Она вздрогнула от моего прикосновения, открыла глаза и попыталась улыбнуться. Но губы дрогнули, получилась гримаса. Тогда я полез на полку, втиснувшись рядом с чьим-то сундуком у ее ног. Я сидел и смотрел на нее, и видел, как она плачет, беззвучно, одними губами, даже слез не видать. Тоже наша «спецовская» школа – плакать втихаря… Но я ее не утешал: пусть выплачется, будет легче. Если бы нас схватили, она бы точно не плакала, она бы кричала и кусалась. А теперь она плачет от счастья, что все-таки нас не схватили.
17
Кто-то потянул меня за штанину. Я дрыгнул ногой, посмотрел вниз: там стоял Хвостик!
Стоял и лыбился, как на картинке Буратино, рот баранкой до ушей, глаза сияют от радости. Я даже ахнул про себя. Но вслух не произнес ни словечка: опасно. Народ расшевеливался, поднимал головы, уже как бы не спал, а додре мывал. Я соскользнул с полки от Сандры и, заталкивая младшего Кукушкина за вещи, прошипел в ухо:
– А ты откуда? Не успел выскочить? Да?
Хвостик радостно закивал. Громким шепотом пересказал, как он спрятался от неповоротливой проводницы под лавку, как она его там шарила, а он сидел не дыша, а когда она побежала к выходу, то поезд уже тронулся, а окно заело и не открывалось. И Мотя за стеклом лишь махнул рукой: мол, езжай, раз так вышло.
– Серый! А Серый! – звенел на ухо комариком Хвостик. – Я с вами буду, да? Я увижу Москву? Да?
Я кивнул и огляделся, мне показалось, что кто-то рядом шевельнулся и приоткрыл глаза.
– Серый! Смотри, что у меня! – Он разжал кулак и показал кусок сухаря.
Я сделал знак молчать, хотя сухарь – это, конечно, неплохо. Небось нашел под лавкой. Беда лишь, что для троих это не еда. Как не еда и свеколка в кармане у Сандры, которую мы с собой захватили. Вот Сандра проснется, да и вагон перестанет дрыхнуть, мы займемся делом.

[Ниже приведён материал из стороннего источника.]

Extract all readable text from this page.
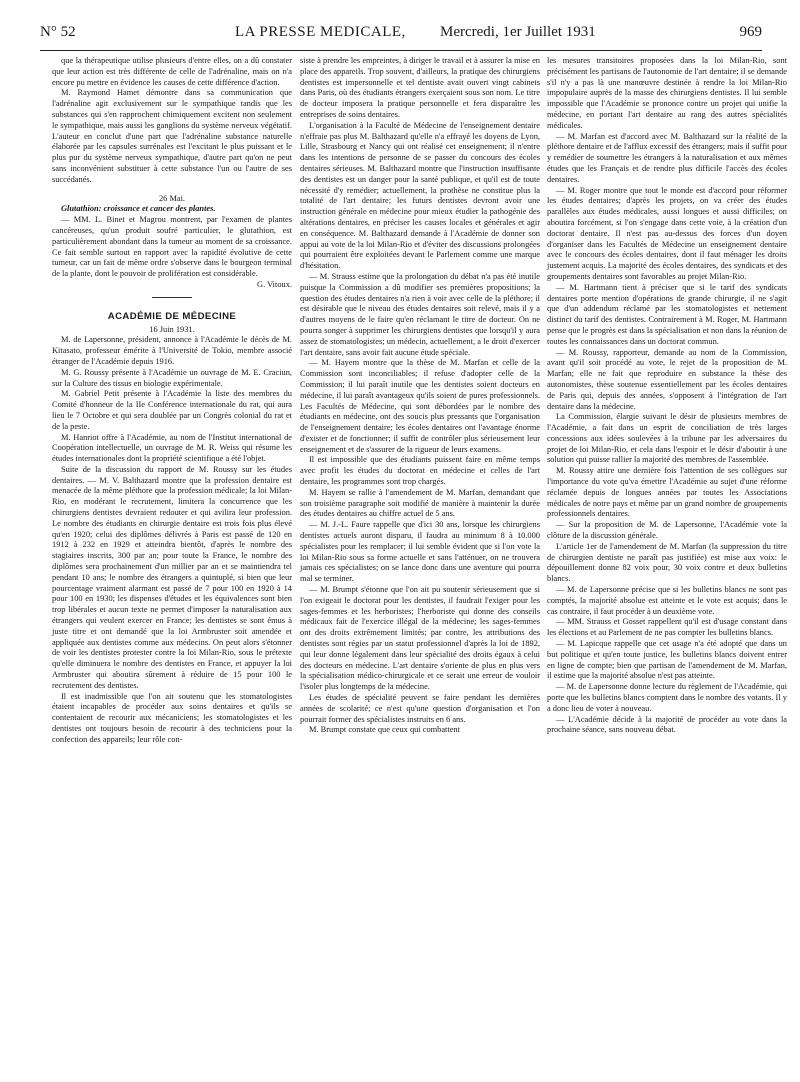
N° 52	LA PRESSE MEDICALE, Mercredi, 1er Juillet 1931	969

que la thérapeutique utilise plusieurs d'entre elles, on a dû constater que leur action est très différente de celle de l'adrénaline, mais on n'a encore pu mettre en évidence les causes de cette différence d'action.

M. Raymond Hamet démontre dans sa communication que l'adrénaline agit exclusivement sur le sympathique tandis que les substances qui s'en rapprochent chimiquement excitent non seulement le sympathique, mais aussi les ganglions du système nerveux végétatif. L'auteur en conclut d'une part que l'adrénaline substance naturelle élaborée par les capsules surrénales est l'excitant le plus puissant et le plus pur du système nerveux sympathique, d'autre part qu'on ne peut sans inconvénient substituer à cette substance l'un ou l'autre de ses succédanés.

26 Mai.

Glutathion: croissance et cancer des plantes.

— MM. L. Binet et Magrou montrent, par l'examen de plantes cancéreuses, qu'un produit soufré particulier, le glutathion, est particulièrement abondant dans la tumeur au moment de sa croissance. Ce fait semble surtout en rapport avec la rapidité évolutive de cette tumeur, car un fait de même ordre s'observe dans le bourgeon terminal de la plante, dont le pouvoir de prolifération est considérable.

G. Vitoux.

ACADÉMIE DE MÉDECINE

16 Juin 1931.

M. de Lapersonne, président, annonce à l'Académie le décès de M. Kitasato, professeur émérite à l'Université de Tokio, membre associé étranger de l'Académie depuis 1916.

M. G. Roussy présente à l'Académie un ouvrage de M. E. Craciun, sur la Culture des tissus en biologie expérimentale.

M. Gabriel Petit présente à l'Académie la liste des membres du Comité d'honneur de la IIe Conférence internationale du rat, qui aura lieu le 7 Octobre et qui sera doublée par un Congrès colonial du rat et de la peste.

M. Hanriot offre à l'Académie, au nom de l'Institut international de Coopération intellectuelle, un ouvrage de M. R. Weiss qui résume les études internationales dont la propriété scientifique a été l'objet.

Suite de la discussion du rapport de M. Roussy sur les études dentaires. — M. V. Balthazard montre que la profession dentaire est menacée de la même pléthore que la profession médicale; la loi Milan-Rio, en modérant le recrutement, limitera la concurrence que les chirurgiens dentistes devraient redouter et qui avilira leur profession. Le nombre des étudiants en chirurgie dentaire est trois fois plus élevé qu'en 1920; celui des diplômes délivrés à Paris est passé de 120 en 1912 à 232 en 1929 et atteindra bientôt, d'après le nombre des stagiaires inscrits, 300 par an; pour toute la France, le nombre des diplômes sera prochainement d'un millier par an et se maintiendra tel pendant 10 ans; le nombre des étrangers a quintuplé, si bien que leur pourcentage vraiment alarmant est passé de 7 pour 100 en 1920 à 14 pour 100 en 1930; les dispenses d'études et les équivalences sont bien trop libérales et aucun texte ne permet d'imposer la naturalisation aux étrangers qui veulent exercer en France; les dentistes se sont émus à juste titre et ont demandé que la loi Armbruster soit amendée et appliquée aux dentistes comme aux médecins. On peut alors s'étonner de voir les dentistes protester contre la loi Milan-Rio, sous le prétexte qu'elle diminuera le nombre des dentistes en France, et appuyer la loi Armbruster qui aboutira sûrement à réduire de 15 pour 100 le recrutement des dentistes.

Il est inadmissible que l'on ait soutenu que les stomatologistes étaient incapables de procéder aux soins dentaires et qu'ils se contentaient de recourir aux mécaniciens; les stomatologistes et les dentistes ont toujours besoin de recourir à des techniciens pour la confection des appareils; leur rôle con-

siste à prendre les empreintes, à diriger le travail et à assurer la mise en place des appareils. Trop souvent, d'ailleurs, la pratique des chirurgiens dentistes est impersonnelle et tel dentiste avait ouvert vingt cabinets dans Paris, où des étudiants étrangers exerçaient sous son nom. Le titre de docteur imposera la pratique personnelle et fera disparaître les entreprises de soins dentaires.

L'organisation à la Faculté de Médecine de l'enseignement dentaire n'effraie pas plus M. Balthazard qu'elle n'a effrayé les doyens de Lyon, Lille, Strasbourg et Nancy qui ont réalisé cet enseignement; il n'entre dans les intentions de personne de se passer du concours des écoles dentaires sérieuses. M. Balthazard montre que l'instruction insuffisante des dentistes est un danger pour la santé publique, et qu'il est de toute nécessité d'y remédier; actuellement, la prothèse ne constitue plus la totalité de l'art dentaire; les futurs dentistes devront avoir une instruction générale en médecine pour mieux étudier la pathogénie des altérations dentaires, en préciser les causes locales et générales et agir en conséquence. M. Balthazard demande à l'Académie de donner son appui au vote de la loi Milan-Rio et d'éviter des discussions prolongées qui pourraient être exploitées devant le Parlement comme une marque d'hésitation.

— M. Strauss estime que la prolongation du débat n'a pas été inutile puisque la Commission a dû modifier ses premières propositions; la question des études dentaires n'a rien à voir avec celle de la pléthore; il est désirable que le niveau des études dentaires soit relevé, mais il y a d'autres moyens de le faire qu'en réclamant le titre de docteur. On ne pourra songer à supprimer les chirurgiens dentistes que lorsqu'il y aura assez de stomatologistes; un médecin, actuellement, a le droit d'exercer l'art dentaire, sans avoir fait aucune étude spéciale.

— M. Hayem montre que la thèse de M. Marfan et celle de la Commission sont inconciliables; il refuse d'adopter celle de la Commission; il lui paraît inutile que les dentistes soient docteurs en médecine, il lui paraît avantageux qu'ils soient de pures professionnels. Les Facultés de Médecine, qui sont débordées par le nombre des étudiants en médecine, ont des soucis plus pressants que l'organisation de l'enseignement dentaire; les écoles dentaires ont l'avantage énorme d'exister et de fonctionner; il suffit de contrôler plus sérieusement leur enseignement et de s'assurer de la rigueur de leurs examens.

Il est impossible que des étudiants puissent faire en même temps avec profit les études du doctorat en médecine et celles de l'art dentaire, les programmes sont trop chargés.

M. Hayem se rallie à l'amendement de M. Marfan, demandant que son troisième paragraphe soit modifié de manière à maintenir la durée des études dentaires au chiffre actuel de 5 ans.

— M. J.-L. Faure rappelle que d'ici 30 ans, lorsque les chirurgiens dentistes actuels auront disparu, il faudra au minimum 8 à 10.000 spécialistes pour les remplacer; il lui semble évident que si l'on vote la loi Milan-Rio sous sa forme actuelle et sans l'atténuer, on ne trouvera jamais ces spécialistes; on se lance donc dans une aventure qui pourra mal se terminer.

— M. Brumpt s'étonne que l'on ait pu soutenir sérieusement que si l'on exigeait le doctorat pour les dentistes, il faudrait l'exiger pour les sages-femmes et les herboristes; l'herboriste qui donne des conseils médicaux fait de l'exercice illégal de la médecine; les sages-femmes ont des droits extrêmement limités; par contre, les attributions des dentistes sont régies par un statut professionnel d'après la loi de 1892, qui leur donne légalement dans leur spécialité des droits égaux à celui des docteurs en médecine. L'art dentaire s'oriente de plus en plus vers la spécialisation médico-chirurgicale et ce serait une erreur de vouloir l'isoler plus longtemps de la médecine.

Les études de spécialité peuvent se faire pendant les dernières années de scolarité; ce n'est qu'une question d'organisation et l'on pourrait former des spécialistes instruits en 6 ans.

M. Brumpt constate que ceux qui combattent

les mesures transitoires proposées dans la loi Milan-Rio, sont précisément les partisans de l'autonomie de l'art dentaire; il se demande s'il n'y a pas là une manœuvre destinée à rendre la loi Milan-Rio impopulaire auprès de la masse des chirurgiens dentistes. Il lui semble impossible que l'Académie se prononce contre un projet qui unifie la médecine, en portant l'art dentaire au rang des autres spécialités médicales.

— M. Marfan est d'accord avec M. Balthazard sur la réalité de la pléthore dentaire et de l'afflux excessif des étrangers; mais il suffit pour y remédier de soumettre les étrangers à la naturalisation et aux mêmes études que les Français et de rendre plus difficile l'accès des écoles dentaires.

— M. Roger montre que tout le monde est d'accord pour réformer les études dentaires; d'après les projets, on va créer des études parallèles aux études médicales, aussi longues et aussi difficiles; on aboutira forcément, si l'on s'engage dans cette voie, à la création d'un doctorat dentaire. Il n'est pas au-dessus des forces d'un doyen d'organiser dans les Facultés de Médecine un enseignement dentaire avec le concours des écoles dentaires, dont il faut ménager les droits justement acquis. La majorité des écoles dentaires, des syndicats et des groupements dentaires sont favorables au projet Milan-Rio.

— M. Hartmann tient à préciser que si le tarif des syndicats dentaires porte mention d'opérations de grande chirurgie, il ne s'agit que d'un addendum réclamé par les stomatologistes et nettement distinct du tarif des dentistes. Contrairement à M. Roger, M. Hartmann pense que le progrès est dans la spécialisation et non dans la réunion de toutes les connaissances dans un doctorat commun.

— M. Roussy, rapporteur, demande au nom de la Commission, avant qu'il soit procédé au vote, le rejet de la proposition de M. Marfan; elle ne fait que reproduire en substance la thèse des autonomistes, thèse soutenue essentiellement par les écoles dentaires de Paris qui, depuis des années, s'opposent à l'intégration de l'art dentaire dans la médecine.

La Commission, élargie suivant le désir de plusieurs membres de l'Académie, a fait dans un esprit de conciliation de très larges concessions aux idées soulevées à la tribune par les adversaires du projet de loi Milan-Rio, et cela dans l'espoir et le désir d'aboutir à une solution qui puisse rallier la majorité des membres de l'assemblée.

M. Roussy attire une dernière fois l'attention de ses collègues sur l'importance du vote qu'va émettre l'Académie au sujet d'une réforme réclamée depuis de longues années par toutes les Associations médicales de notre pays et même par un grand nombre de groupements professionnels dentaires.

— Sur la proposition de M. de Lapersonne, l'Académie vote la clôture de la discussion générale.

L'article 1er de l'amendement de M. Marfan (la suppression du titre de chirurgien dentiste ne paraît pas justifiée) est mise aux voix: le dépouillement donne 82 voix pour, 30 voix contre et deux bulletins blancs.

— M. de Lapersonne précise que si les bulletins blancs ne sont pas comptés, la majorité absolue est atteinte et le vote est acquis; dans le cas contraire, il faut procéder à un deuxième vote.

— MM. Strauss et Gosset rappellent qu'il est d'usage constant dans les élections et au Parlement de ne pas compter les bulletins blancs.

— M. Lapicque rappelle que cet usage n'a été adopté que dans un but politique et qu'en toute justice, les bulletins blancs doivent entrer en ligne de compte; bien que partisan de l'amendement de M. Marfan, il estime que la majorité absolue n'est pas atteinte.

— M. de Lapersonne donne lecture du règlement de l'Académie, qui porte que les bulletins blancs comptent dans le nombre des votants. Il y a donc lieu de voter à nouveau.

— L'Académie décide à la majorité de procéder au vote dans la prochaine séance, sans nouveau débat.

– Ешь и помалкивай! – сказал я Хвостику одними губами. – А лучше, если ты уберешься к себе обратно под лавку! Надо будет, позовем!

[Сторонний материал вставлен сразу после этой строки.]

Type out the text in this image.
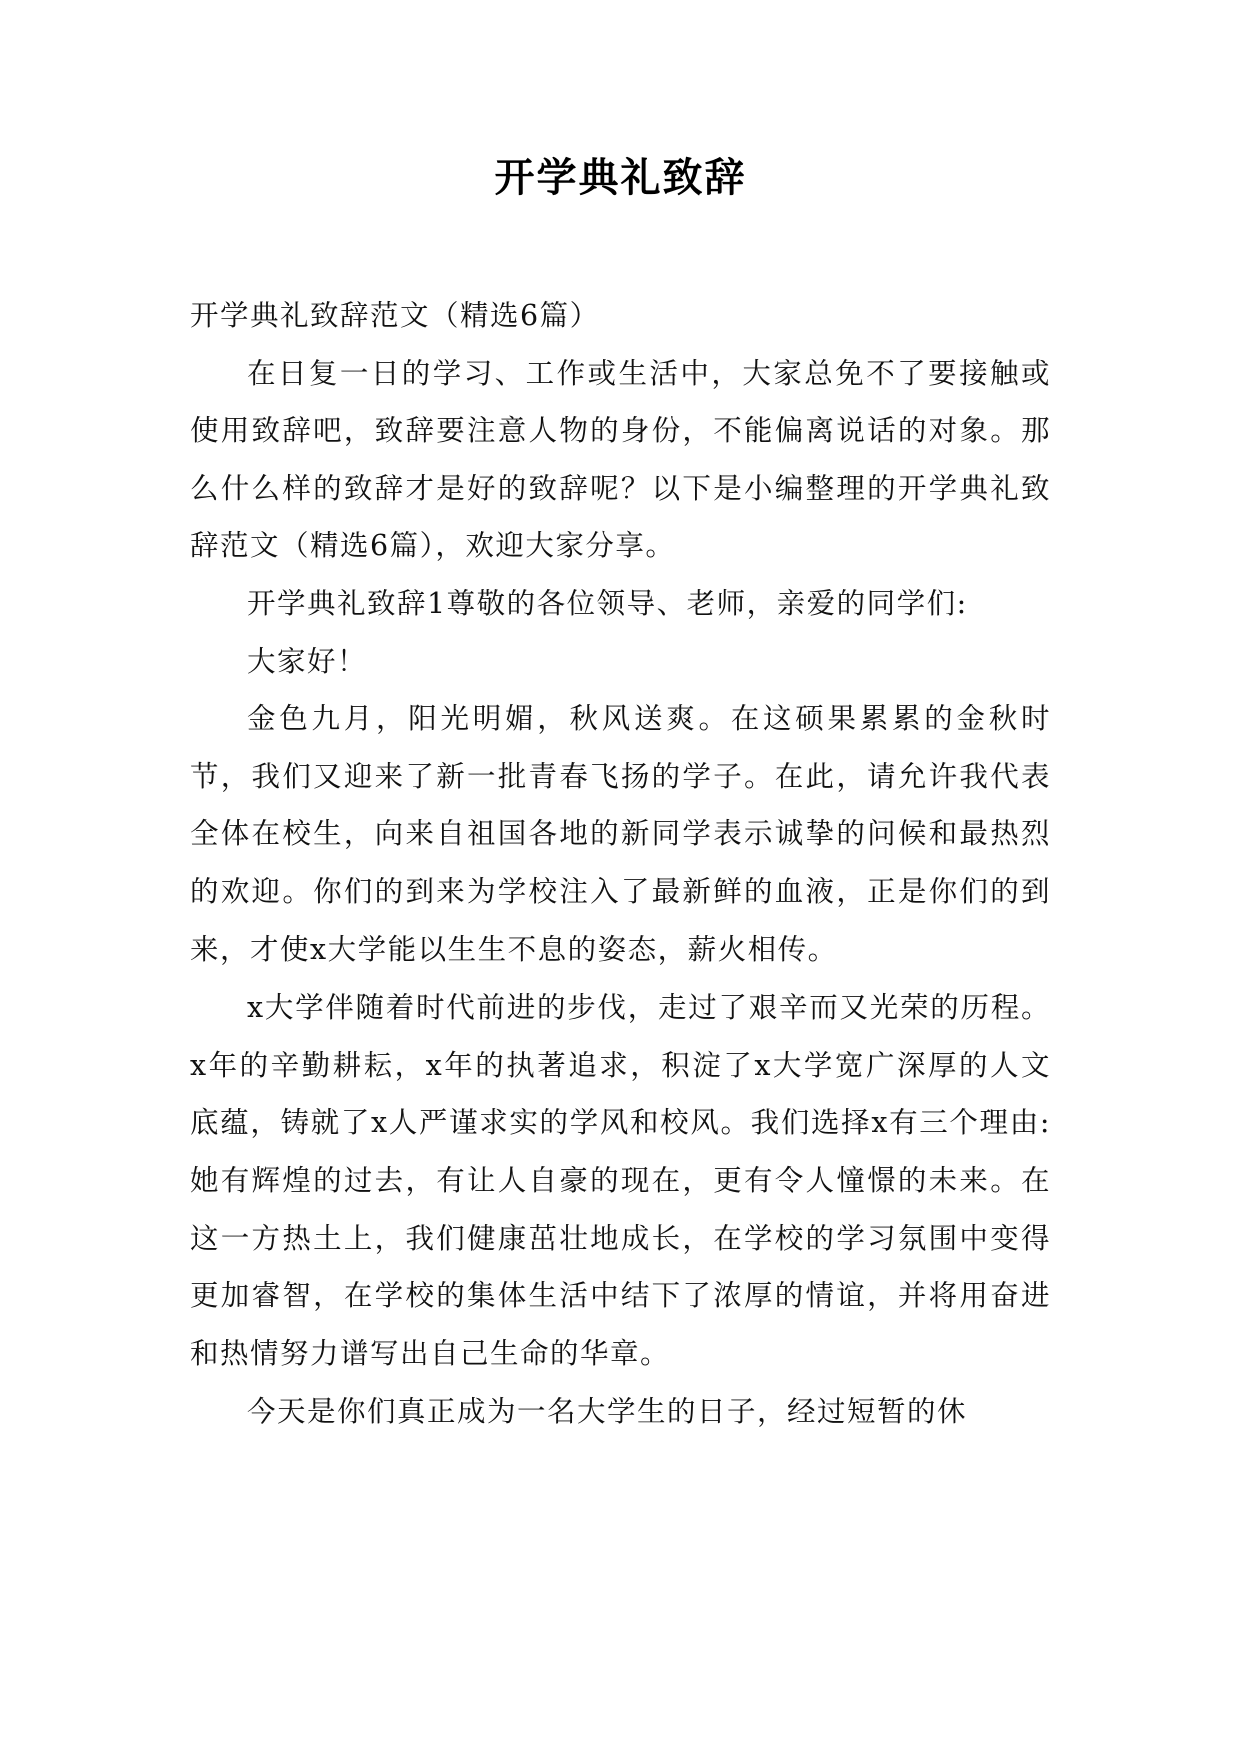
开学典礼致辞

开学典礼致辞范文（精选6篇）

在日复一日的学习、工作或生活中，大家总免不了要接触或使用致辞吧，致辞要注意人物的身份，不能偏离说话的对象。那么什么样的致辞才是好的致辞呢？以下是小编整理的开学典礼致辞范文（精选6篇），欢迎大家分享。

开学典礼致辞1尊敬的各位领导、老师，亲爱的同学们:

大家好！

金色九月，阳光明媚，秋风送爽。在这硕果累累的金秋时节，我们又迎来了新一批青春飞扬的学子。在此，请允许我代表全体在校生，向来自祖国各地的新同学表示诚挚的问候和最热烈的欢迎。你们的到来为学校注入了最新鲜的血液，正是你们的到来，才使x大学能以生生不息的姿态，薪火相传。

x大学伴随着时代前进的步伐，走过了艰辛而又光荣的历程。x年的辛勤耕耘，x年的执著追求，积淀了x大学宽广深厚的人文底蕴，铸就了x人严谨求实的学风和校风。我们选择x有三个理由:她有辉煌的过去，有让人自豪的现在，更有令人憧憬的未来。在这一方热土上，我们健康茁壮地成长，在学校的学习氛围中变得更加睿智，在学校的集体生活中结下了浓厚的情谊，并将用奋进和热情努力谱写出自己生命的华章。

今天是你们真正成为一名大学生的日子，经过短暂的休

Хвостик кивнул и исчез. А я на всякий случай прицельно оглядел пассажиров, чтобы на будущее решить, кто тут для нас опасен. Опыт, добытый собственной шкурой, подсказывал, что совсем безопасных людей не бывает. Сейчас вроде бы мирен, спит, а задень нечаянно, враз зубы покажет. Да весь мир, как ни крути, делится на нас, «спецов», и на них, всех остальных. Остальные разные: добрые и злые, энергичные и ленивые, или военные, или доходяги… Но опасаться надо всех! Вот и тут: опасна проводница, она на службе; опасен военный с вещмешком, он сильней остальных; опасны старички, они пужливы, стерегутся жулья и в каждом его видят! По той же причине опасна и женщина с детишками…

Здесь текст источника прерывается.